Víctor Hugo sitúa al lector en el contexto histórico del momento, impartiendo una magistral clase de Historia contemporánea y mostrando los defectos de la primera formulación del Estado liberal, testigo de la agonía del absolutismo. Durante el s.XVIII la monarquía absolutista frenó el avance del comercio y la economía; la seguridad que proporcionaba frente al feudalismo había pasado a mejor vida. Además, las aspiraciones de la burguesía pujante confrontaron con los estrictos controles y requisas estatales. La Ilustración y los precedentes históricos, combinados con el malestar social y la estrategia burguesa, constituyeron el caldo de cultivo para las dos grandes revoluciones del s.XVIII.

En un primer momento, los derechos y libertades eran efectivos únicamente para cierta minoría privilegiada, siendo muestra de ello el sufragio censitario. La Constitución representaba un mero marco político, de carácter programático y vulnerable a reformas arbitrarias, debido a la inexistencia de mecanismos jurídicos de aplicación y estabilidad temporal. Víctor Hugo recoge las demandas de la clase media y popular, ilustra de forma sublime el camino a seguir para la consecución del Estado social y democrático. En su línea visionaria, el escritor demanda un Estado más comprometido con los desfavorecidos, que proteja a aquellos pilluelos huérfanos de París y garante de unas condiciones dignas para los obreros.
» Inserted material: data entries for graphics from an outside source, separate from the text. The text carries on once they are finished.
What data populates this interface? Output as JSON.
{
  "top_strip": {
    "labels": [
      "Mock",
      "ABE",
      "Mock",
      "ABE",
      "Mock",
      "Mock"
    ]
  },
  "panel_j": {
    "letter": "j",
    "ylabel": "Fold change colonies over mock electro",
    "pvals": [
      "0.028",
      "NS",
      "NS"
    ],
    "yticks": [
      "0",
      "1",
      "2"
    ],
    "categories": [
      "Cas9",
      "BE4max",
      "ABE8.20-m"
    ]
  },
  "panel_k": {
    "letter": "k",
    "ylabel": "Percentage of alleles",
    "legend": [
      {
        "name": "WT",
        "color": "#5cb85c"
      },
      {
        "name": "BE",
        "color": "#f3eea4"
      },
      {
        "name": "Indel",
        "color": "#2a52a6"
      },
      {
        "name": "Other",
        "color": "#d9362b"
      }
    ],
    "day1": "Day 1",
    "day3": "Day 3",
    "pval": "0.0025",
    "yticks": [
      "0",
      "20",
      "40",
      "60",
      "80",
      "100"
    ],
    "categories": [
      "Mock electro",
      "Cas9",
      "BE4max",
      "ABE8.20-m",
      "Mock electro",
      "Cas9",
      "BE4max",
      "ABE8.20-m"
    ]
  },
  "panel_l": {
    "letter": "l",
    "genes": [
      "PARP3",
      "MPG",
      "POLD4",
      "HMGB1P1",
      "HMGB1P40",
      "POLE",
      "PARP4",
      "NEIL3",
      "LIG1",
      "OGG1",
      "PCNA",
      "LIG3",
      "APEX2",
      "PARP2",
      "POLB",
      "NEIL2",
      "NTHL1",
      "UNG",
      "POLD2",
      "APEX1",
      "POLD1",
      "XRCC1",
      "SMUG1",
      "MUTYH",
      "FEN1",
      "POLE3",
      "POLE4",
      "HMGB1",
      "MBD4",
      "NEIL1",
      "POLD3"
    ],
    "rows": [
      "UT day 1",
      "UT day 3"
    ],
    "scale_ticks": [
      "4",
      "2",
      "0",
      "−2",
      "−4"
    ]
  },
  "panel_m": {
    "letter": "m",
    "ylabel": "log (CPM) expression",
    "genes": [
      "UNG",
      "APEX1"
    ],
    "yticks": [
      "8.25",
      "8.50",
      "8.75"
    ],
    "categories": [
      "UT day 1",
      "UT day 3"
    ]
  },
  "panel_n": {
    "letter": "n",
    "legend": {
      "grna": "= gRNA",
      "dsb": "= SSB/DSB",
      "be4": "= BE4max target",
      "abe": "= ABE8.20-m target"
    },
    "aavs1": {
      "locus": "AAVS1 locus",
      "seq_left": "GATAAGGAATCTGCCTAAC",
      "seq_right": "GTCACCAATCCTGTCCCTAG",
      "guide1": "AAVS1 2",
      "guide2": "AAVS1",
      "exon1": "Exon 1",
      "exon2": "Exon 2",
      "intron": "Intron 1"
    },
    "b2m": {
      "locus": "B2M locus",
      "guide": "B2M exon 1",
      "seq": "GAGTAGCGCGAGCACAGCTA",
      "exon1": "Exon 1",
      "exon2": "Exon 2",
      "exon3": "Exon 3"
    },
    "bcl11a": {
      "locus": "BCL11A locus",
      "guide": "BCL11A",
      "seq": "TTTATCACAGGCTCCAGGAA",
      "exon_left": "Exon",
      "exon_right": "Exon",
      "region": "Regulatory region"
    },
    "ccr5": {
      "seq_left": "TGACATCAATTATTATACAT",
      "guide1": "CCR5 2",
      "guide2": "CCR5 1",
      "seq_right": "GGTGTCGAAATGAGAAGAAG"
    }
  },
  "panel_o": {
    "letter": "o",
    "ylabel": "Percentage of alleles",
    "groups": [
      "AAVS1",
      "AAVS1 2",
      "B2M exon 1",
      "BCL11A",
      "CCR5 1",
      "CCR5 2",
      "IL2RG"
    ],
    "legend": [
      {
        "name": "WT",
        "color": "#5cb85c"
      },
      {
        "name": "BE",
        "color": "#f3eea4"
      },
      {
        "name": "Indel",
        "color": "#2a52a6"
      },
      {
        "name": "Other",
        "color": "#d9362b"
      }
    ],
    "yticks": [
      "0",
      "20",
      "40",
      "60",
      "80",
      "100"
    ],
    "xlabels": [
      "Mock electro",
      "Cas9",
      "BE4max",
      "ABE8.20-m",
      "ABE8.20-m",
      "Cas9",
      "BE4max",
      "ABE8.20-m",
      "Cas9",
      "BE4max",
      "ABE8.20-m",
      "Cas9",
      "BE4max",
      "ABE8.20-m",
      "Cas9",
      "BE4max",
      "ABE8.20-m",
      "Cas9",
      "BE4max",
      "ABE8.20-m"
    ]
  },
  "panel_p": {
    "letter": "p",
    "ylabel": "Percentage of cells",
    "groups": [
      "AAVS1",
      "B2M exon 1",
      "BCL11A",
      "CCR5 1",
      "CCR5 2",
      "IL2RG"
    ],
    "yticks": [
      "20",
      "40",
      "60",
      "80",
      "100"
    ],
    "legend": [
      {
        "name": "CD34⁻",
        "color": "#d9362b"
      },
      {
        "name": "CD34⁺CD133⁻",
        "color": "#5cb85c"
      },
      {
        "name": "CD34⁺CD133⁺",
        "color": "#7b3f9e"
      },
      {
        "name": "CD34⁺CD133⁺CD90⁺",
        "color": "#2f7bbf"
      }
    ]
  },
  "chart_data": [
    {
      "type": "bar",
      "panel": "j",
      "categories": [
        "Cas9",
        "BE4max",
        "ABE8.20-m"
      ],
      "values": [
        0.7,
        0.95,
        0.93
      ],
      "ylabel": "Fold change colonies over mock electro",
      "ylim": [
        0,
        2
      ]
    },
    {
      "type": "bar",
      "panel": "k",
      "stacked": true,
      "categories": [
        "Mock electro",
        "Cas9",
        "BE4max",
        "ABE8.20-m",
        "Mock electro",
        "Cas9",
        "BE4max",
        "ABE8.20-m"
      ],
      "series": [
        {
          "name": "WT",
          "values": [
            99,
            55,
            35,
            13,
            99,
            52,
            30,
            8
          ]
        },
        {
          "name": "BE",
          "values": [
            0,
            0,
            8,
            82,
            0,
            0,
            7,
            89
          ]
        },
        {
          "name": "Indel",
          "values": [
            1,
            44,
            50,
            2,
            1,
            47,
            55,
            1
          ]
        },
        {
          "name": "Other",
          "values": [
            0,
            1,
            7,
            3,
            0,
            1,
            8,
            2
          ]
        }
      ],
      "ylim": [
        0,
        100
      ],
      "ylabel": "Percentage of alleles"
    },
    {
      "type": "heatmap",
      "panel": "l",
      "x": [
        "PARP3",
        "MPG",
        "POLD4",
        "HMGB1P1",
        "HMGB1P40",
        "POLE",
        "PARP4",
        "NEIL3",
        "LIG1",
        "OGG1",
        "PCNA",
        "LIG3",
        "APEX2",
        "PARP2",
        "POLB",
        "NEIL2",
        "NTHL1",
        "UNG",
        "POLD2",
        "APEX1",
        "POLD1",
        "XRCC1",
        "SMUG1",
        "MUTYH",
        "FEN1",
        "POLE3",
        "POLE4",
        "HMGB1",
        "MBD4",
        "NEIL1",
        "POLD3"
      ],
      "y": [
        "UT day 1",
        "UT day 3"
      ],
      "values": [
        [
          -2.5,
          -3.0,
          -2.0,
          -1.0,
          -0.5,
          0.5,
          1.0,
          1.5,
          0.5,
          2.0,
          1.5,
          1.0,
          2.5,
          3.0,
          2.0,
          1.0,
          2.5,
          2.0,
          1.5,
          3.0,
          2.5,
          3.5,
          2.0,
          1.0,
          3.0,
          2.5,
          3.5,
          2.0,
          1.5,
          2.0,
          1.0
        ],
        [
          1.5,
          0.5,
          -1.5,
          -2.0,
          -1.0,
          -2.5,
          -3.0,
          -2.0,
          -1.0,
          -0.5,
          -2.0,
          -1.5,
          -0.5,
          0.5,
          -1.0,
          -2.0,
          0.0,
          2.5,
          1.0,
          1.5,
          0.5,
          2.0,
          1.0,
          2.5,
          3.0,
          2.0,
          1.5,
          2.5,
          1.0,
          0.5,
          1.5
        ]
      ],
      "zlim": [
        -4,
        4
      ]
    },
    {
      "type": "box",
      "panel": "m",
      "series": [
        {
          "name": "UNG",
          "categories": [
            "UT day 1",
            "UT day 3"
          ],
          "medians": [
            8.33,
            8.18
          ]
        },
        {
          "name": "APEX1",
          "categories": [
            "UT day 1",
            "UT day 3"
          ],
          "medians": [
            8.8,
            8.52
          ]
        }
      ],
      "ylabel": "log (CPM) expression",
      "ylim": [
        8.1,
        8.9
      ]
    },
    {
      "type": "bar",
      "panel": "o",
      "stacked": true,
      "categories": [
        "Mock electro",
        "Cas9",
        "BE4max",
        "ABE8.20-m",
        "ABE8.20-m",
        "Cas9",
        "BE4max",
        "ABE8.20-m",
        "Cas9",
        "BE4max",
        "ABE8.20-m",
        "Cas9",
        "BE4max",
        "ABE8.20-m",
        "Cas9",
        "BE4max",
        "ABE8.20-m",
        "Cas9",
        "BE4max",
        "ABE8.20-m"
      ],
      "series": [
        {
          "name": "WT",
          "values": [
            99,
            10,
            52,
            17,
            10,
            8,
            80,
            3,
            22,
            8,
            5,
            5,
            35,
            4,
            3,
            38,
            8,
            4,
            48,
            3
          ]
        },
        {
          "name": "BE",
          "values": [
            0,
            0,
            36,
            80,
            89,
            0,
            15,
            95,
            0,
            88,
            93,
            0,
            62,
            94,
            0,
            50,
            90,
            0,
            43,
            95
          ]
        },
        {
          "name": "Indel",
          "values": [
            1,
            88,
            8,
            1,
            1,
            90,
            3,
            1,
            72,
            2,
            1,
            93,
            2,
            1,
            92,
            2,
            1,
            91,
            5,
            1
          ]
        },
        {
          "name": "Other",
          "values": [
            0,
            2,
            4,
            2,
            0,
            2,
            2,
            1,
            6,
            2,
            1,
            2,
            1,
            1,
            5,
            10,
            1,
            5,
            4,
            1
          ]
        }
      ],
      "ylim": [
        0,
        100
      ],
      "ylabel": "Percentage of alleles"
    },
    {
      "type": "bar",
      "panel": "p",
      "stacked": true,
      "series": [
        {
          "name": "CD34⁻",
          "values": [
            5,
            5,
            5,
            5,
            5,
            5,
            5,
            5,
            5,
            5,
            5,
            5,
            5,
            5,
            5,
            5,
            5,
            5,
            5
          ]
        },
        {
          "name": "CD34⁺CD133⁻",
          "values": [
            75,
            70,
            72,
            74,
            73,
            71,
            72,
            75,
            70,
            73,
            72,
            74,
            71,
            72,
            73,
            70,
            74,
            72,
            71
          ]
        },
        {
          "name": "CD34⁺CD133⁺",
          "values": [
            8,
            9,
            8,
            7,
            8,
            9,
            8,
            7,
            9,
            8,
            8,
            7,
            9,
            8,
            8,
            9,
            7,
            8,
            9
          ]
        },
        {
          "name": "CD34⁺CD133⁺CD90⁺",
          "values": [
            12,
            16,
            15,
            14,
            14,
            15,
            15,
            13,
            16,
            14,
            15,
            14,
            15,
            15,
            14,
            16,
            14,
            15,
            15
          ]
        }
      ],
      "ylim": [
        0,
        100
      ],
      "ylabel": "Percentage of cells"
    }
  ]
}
Ese modelo de convivencia tan sólo aparecerá como fruto de la evolución del Estado liberal, presionado por las demandas de la clase media y el movimiento obrero, siendo grandes rivales ideológicos el fascismo y el socialismo. Será después de las dos conflagraciones mundiales cuando las Constituciones adquirirán auténtico carácter vinculante y asegurarán la existencia del Estado democrático y social, donde se lucha frente a las desgarradoras escenas que Víctor Hugo describe. También merece la pena mencionar su discurso en la Conferencia de la Paz de 1849 en París, donde el intelectual apuesta por la unidad de Europa consagrándose como precursor de la Unión Europea.

La persecución del policía Javert sobre Juan Valjean representa uno de los debates más prolíficos del Derecho, y es la no necesaria coincidencia entre legalidad y justicia. Víctor Hugo muestra que el cumplimiento de la ley no siempre es sinónimo de justicia, que la obediencia ciega a los códigos obviando principios morales puede conducir a excesos. La situación filosófico-jurídica francesa del s.XIX es reflejada perfectamente, predominando el tenor literal de los textos legales y la prohibición de cualquier clase de interpretación judicial. En definitiva, intentar evitar la arbitrariedad condujo a la obediencia ciega de la ley y al olvido del derecho natural, error que permitió al Estado nazi cometer los excesos del Holocausto amparándose en la ley.

Como conclusión, debemos tener en cuenta que el Estado democrático no es definitivo, es susceptible de sufrir retrocesos, siendo por ello un continuo aprendizaje. En esta línea, los ciudadanos deben ser críticos con la actuación de sus representantes, concienciarse sobre la importancia de su voto y el sacrificio que ha supuesto alcanzar la democracia.